Building’s name actually is a symbol of progress

I am a fifth-year student at Clemson who has felt welcome from day one. I cannot imagine any scenario that I encountered that, in any way,that would change that.

Each and every person I met and spoke to from the very first day were excited for me to be taking part in the university that they had come to love over their time here.

There are discussion sessions that every freshmen takes a part in pertaining to the various races and cultures that we all have an equal chance of coming from as we pursue our dreams.

Imagine my surprise, when I hear something completely different. The iconic building that I have come to know and love, which even served as the location in which I proposed to my now-fiance, offended people based on the name.

When I hear that they felt less welcomed based on a name of a building, it is a frame of mind that I cannot imagine. It exposes a mindset that doesn’t seek to embrace what is the past of our great country. If people feel that they aren’t receiving the same opportunities as others, what better way to be encouraged than to hear the stories of Ben Tillman, and see and feel the vast differences between his time and ours?

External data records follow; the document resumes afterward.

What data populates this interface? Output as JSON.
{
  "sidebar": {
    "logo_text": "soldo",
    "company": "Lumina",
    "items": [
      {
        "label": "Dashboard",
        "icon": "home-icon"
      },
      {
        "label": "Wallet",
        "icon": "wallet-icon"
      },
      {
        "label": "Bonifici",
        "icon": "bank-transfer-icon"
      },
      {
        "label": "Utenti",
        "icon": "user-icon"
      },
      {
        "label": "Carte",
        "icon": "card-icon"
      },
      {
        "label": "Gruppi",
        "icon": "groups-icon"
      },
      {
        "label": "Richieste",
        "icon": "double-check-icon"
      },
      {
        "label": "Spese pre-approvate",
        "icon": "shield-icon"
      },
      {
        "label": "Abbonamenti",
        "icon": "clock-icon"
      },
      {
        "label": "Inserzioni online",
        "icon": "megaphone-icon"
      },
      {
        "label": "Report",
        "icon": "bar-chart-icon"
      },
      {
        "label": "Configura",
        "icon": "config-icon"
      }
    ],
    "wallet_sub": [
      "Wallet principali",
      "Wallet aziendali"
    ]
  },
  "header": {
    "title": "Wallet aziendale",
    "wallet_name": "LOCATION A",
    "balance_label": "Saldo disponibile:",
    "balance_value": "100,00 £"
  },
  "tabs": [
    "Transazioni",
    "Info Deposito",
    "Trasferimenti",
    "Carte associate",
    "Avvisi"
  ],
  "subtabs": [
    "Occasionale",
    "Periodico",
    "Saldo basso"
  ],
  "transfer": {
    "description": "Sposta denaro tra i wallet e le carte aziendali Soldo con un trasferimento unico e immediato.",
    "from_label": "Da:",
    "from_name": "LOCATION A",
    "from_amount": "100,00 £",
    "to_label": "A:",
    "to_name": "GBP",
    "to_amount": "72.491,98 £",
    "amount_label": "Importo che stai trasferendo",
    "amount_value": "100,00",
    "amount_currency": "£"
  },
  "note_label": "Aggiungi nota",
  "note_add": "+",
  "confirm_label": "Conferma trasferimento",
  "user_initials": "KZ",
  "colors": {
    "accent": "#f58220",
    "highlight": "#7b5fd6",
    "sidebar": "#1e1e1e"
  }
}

When I see a building as beautiful as Tillman, and hear the name, and know what he stood for, I don’t see a symbol of racism. I see a symbol of progress. We can see that building, with the name of a person that lived within the norms of his society, and see just how reprehensible his viewpoints were, but at the same time fully embrace that the society in which we currently live is far from his. We can hear all the terrible things he said and stood for, and see and learn just how wrong that was.

Tillman is not a symbol of racism, as those students in the “Coalition of Concerned Students” claim. It serves as a reminder of the terrible times that minorities lived in many years ago, but more importantly, a symbol of the progress that has been made, and still is being made today.